Cooper relies on State
v. Shiffra, 175 Wis.2d 600, 499 N.W.2d 719 (Ct. App. 1993), for the
proposition that de novo review is the applicable standard on requests to conduct
in camera examinations. While Shiffra
is not controlling, and dealt with a request to disclose a sexual assault
victim's mental health records, not a request to disclose a confidential
informant's identity, even when we apply de novo review, there is no
error.
As the trial court
noted, Cooper provided no information on how an informant may have assisted in
the suspected entrapment. At trial,
defendants claiming entrapment have the burden to show as a preliminary matter
that someone induced them to commit a crime.

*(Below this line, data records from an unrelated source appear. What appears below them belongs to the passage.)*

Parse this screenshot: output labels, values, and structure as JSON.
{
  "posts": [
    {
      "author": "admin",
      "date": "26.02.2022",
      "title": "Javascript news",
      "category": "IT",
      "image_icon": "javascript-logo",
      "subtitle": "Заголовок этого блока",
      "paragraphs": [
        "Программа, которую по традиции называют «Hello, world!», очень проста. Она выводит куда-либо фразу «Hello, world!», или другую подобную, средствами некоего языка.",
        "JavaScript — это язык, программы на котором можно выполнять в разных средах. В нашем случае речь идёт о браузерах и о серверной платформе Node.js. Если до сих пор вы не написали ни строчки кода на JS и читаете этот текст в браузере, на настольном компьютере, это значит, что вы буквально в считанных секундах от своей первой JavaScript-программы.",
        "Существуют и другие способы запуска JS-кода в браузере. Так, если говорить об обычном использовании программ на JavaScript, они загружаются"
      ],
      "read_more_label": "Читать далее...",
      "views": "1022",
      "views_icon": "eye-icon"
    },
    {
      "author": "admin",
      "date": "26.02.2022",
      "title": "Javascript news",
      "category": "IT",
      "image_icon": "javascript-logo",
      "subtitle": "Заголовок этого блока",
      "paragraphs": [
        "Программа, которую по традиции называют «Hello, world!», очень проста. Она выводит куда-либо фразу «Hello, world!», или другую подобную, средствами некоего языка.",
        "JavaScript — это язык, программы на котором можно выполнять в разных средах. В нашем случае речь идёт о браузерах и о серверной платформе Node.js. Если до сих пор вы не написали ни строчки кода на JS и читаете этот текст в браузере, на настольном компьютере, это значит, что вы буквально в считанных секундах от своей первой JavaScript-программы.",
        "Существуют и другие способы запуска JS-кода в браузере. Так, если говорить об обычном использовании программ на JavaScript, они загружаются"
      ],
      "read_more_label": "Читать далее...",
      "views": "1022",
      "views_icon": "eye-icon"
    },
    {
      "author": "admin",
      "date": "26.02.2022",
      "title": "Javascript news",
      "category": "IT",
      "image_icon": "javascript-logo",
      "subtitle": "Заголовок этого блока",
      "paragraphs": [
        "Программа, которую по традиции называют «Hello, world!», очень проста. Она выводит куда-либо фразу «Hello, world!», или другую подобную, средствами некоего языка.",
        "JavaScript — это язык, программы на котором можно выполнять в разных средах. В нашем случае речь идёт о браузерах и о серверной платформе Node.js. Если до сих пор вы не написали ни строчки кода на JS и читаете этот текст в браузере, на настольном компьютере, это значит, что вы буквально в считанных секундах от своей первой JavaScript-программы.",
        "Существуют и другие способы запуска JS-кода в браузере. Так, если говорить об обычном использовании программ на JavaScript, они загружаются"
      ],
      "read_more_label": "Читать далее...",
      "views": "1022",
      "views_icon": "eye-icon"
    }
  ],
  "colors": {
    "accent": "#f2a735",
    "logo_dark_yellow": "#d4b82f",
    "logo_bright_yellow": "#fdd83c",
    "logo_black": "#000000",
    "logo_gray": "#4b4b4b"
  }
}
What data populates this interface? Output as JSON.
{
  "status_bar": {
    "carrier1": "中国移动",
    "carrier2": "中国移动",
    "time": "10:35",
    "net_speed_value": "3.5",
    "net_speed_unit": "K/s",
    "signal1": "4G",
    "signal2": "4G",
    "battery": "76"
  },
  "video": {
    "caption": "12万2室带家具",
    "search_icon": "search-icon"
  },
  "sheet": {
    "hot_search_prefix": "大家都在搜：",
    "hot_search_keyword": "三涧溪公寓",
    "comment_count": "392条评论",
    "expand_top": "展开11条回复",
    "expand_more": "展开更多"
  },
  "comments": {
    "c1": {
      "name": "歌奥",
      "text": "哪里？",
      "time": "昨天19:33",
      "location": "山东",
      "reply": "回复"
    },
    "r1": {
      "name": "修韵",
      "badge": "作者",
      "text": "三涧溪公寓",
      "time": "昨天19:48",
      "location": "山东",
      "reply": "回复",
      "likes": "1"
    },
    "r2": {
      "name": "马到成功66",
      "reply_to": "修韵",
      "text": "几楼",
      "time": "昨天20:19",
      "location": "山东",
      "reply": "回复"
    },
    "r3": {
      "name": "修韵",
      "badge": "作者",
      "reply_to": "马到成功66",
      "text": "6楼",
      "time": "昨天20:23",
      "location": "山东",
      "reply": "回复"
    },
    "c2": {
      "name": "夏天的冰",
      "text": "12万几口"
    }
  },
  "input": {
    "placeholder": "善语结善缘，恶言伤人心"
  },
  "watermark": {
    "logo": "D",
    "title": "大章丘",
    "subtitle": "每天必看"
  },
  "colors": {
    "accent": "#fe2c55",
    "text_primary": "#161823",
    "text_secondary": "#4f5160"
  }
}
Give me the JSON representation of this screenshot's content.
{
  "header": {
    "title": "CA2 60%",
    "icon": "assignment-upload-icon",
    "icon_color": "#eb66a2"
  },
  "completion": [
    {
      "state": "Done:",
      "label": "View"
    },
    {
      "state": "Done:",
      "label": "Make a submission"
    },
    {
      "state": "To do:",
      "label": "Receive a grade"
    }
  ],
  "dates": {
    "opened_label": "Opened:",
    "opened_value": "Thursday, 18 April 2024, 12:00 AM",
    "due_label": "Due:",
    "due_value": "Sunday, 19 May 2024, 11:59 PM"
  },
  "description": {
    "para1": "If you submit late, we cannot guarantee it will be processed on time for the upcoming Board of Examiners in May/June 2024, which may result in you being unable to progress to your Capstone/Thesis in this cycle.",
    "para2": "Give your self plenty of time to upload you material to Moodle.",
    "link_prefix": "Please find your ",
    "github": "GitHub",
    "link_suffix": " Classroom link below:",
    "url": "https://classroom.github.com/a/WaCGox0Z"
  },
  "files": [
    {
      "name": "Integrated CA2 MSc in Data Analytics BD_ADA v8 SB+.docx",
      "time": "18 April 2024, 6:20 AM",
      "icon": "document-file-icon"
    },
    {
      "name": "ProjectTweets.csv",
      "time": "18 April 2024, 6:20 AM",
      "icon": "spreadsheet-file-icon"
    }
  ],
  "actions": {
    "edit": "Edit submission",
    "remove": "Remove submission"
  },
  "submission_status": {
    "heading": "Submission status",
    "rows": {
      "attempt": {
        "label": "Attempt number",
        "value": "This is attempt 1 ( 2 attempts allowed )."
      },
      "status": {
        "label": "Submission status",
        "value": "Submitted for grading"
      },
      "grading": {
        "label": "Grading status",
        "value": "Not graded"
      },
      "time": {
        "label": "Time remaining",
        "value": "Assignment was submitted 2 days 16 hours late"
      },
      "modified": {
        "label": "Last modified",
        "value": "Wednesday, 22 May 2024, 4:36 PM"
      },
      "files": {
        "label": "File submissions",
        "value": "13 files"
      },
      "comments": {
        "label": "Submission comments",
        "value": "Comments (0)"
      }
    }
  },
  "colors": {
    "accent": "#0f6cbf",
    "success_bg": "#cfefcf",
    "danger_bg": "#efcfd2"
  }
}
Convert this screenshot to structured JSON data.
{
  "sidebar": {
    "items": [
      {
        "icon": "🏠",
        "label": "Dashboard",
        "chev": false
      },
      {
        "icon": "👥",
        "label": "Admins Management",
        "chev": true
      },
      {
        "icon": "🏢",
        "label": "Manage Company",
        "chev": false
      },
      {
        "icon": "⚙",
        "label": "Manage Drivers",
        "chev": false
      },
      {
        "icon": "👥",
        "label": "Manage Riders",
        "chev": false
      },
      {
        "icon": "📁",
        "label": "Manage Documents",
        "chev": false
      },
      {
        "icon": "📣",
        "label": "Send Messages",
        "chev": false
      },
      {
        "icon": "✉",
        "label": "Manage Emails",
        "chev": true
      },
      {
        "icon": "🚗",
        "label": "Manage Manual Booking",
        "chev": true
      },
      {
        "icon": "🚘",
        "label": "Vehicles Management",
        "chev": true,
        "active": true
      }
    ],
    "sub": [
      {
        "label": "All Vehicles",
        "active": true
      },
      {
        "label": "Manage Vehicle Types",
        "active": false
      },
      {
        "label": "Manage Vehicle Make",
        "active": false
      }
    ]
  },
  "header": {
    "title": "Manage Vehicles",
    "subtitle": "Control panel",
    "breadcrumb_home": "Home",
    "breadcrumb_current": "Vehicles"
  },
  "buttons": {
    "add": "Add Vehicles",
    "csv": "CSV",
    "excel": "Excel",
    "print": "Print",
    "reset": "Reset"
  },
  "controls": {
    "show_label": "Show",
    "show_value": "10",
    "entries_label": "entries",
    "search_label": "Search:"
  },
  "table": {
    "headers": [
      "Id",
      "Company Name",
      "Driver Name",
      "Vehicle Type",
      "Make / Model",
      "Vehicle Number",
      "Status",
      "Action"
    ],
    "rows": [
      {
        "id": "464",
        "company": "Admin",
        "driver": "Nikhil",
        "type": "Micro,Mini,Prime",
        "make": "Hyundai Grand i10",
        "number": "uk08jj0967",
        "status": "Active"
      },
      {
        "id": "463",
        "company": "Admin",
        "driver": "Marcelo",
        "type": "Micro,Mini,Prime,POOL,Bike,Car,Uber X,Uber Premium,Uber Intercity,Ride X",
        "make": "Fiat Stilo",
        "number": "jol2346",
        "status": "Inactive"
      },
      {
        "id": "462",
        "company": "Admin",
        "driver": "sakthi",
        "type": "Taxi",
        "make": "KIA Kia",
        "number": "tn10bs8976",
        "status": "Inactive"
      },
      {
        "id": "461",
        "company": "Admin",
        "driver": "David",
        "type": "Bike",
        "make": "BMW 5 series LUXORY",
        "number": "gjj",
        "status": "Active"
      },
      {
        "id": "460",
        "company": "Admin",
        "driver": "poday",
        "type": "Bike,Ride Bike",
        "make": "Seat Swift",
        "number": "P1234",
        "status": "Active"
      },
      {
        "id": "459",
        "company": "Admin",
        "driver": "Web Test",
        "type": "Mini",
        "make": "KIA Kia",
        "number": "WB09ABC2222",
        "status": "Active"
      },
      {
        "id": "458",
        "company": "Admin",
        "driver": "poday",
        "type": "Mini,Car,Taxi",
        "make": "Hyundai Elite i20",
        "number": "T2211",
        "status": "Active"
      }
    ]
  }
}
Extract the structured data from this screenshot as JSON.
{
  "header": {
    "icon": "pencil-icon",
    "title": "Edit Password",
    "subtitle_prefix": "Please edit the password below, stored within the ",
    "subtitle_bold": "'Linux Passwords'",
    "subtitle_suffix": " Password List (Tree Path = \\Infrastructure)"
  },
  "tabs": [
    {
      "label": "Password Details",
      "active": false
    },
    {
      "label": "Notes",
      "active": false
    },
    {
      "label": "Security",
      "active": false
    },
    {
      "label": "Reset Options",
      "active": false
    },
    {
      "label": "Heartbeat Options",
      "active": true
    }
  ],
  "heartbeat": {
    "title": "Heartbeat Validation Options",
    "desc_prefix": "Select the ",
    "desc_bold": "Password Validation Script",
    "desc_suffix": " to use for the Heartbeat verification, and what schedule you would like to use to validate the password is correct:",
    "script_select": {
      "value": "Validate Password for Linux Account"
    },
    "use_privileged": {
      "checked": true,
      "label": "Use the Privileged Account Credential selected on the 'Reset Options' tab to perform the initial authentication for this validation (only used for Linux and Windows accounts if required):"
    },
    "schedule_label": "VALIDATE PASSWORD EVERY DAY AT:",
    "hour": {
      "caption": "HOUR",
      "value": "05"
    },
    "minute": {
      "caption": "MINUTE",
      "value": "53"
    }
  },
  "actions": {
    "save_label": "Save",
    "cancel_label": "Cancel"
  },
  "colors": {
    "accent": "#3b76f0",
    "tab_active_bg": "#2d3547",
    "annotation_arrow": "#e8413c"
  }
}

State v. Hilleshiem, 172 Wis.2d 1, 8, 492 N.W.2d 381, 384
(Ct. App. 1992). We believe the same
preliminary showing applies to someone requesting an in camera inspection of
records concerning a confidential informant with a possible entrapment
connection. See Shiffra,
175 Wis.2d at 605, 499 N.W.2d at 721 (in camera inspection requires preliminary
showing of materiality). Here, Cooper
admitted through his trial counsel that he had no information to indicate how
anyone may have compelled him to commit the drug offenses. He stated only that he did not know the
identity of the informant. The trial
court had no obligation to conduct the in camera examination unless Cooper
furnished evidence of entrapment and of a connection to a suspected informant. Cooper did not furnish a sufficient showing
to require an in camera examination.
By the Court.—Judgment
affirmed.
This opinion will not be
published. See Rule 809.23(1)(b)5, Stats.